Date: Wed, 14 May 2025 19:45:27 UTC
Hello, I've been investigating a network issue that took quite some time to trace. I still cannot reproduce it in a test environment, but it consistently occurs on a specific FreeBSD server with a more complex network configuration. Summary of the issue: Under certain conditions, the system attempts to send TCP packets larger than 9 KB through a netgraph-based tunnel with MTU 1472, even though MSS was negotiated to 1400. This happens when the initial route is via the default uplink, but PF then re-routes the packet via the netgraph tunnel using `route-to`. If the traffic is routed through ng0 directly (without PF), the issue does not occur.
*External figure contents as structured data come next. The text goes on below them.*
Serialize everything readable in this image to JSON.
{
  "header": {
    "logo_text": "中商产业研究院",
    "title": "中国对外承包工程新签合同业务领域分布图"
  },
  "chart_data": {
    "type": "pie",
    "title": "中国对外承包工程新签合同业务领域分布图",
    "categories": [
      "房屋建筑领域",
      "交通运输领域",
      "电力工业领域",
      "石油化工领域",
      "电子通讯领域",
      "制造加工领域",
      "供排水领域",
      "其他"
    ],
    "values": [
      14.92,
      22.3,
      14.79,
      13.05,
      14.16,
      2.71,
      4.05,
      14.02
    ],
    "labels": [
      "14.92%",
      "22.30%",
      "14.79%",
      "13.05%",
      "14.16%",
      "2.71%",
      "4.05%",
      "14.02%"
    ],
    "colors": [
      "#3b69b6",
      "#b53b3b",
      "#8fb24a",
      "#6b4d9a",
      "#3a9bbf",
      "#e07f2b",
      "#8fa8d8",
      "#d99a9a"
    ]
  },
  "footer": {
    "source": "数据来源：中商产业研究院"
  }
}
The problem also disappears if TSO is disabled on the uplink NIC. System: FreeBSD 13.5-RELEASE releng/13.5-n259162-882b9f3f2218 GENERIC amd64 Interfaces: - Primary LAN interface (where disabling TSO fixes the problem): igb0, MTU 1500 options=4e520bb<RXCSUM,TXCSUM,VLAN_MTU,VLAN_HWTAGGING,JUMBO_MTU, VLAN_HWCSUM,WOL_MAGIC,VLAN_HWFILTER,VLAN_HWTSO, RXCSUM_IPV6,TXCSUM_IPV6,NOMAP> - Internet uplink: onp, VLAN over igb0, MTU 1500 options=4600003<RXCSUM,TXCSUM,RXCSUM_IPV6,TXCSUM_IPV6,NOMAP> - Netgraph tunnel: ng0, MTU 1472 inet 10.10.0.1 → 10.10.0.2 PF rules used for re-routing: nat log(all) on onp inet from 10.10.0.1 to any tag NG -> (ng0) round-robin pass out quick on onp route-to (ng0 10.10.0.2) inet all flags S/SA keep state tagged NG Packet trace (via pflog during a POST request ~10KB to YouTube): 15:46:01.784956 IP 10.10.0.1.62031 > 209.85.233.198.443: Flags [P.], seq 597:9703, length 9106 15:46:01.785020 IP 127.0.0.1 > 10.10.0.1: ICMP 209.85.233.198 unreachable - need to frag (mtu 1472) This shows the kernel trying to send a 9106-byte segment over a link that clearly can't handle it. The MSS was already negotiated at 1400, so this seems unexpected. The ICMP response is generated locally. The result is segment loss, out-of-order retransmissions, and poor TLS performance. I also reproduced this behavior with OpenVPN — so the issue is not netgraph-specific. Questions: - Is this expected behavior due to TSO interacting poorly with PF route-to? - Should TSO respect the effective MTU based on the post-PF routing decision? - Or is this a bug in the TCP offload path? Thanks in advance for any insights.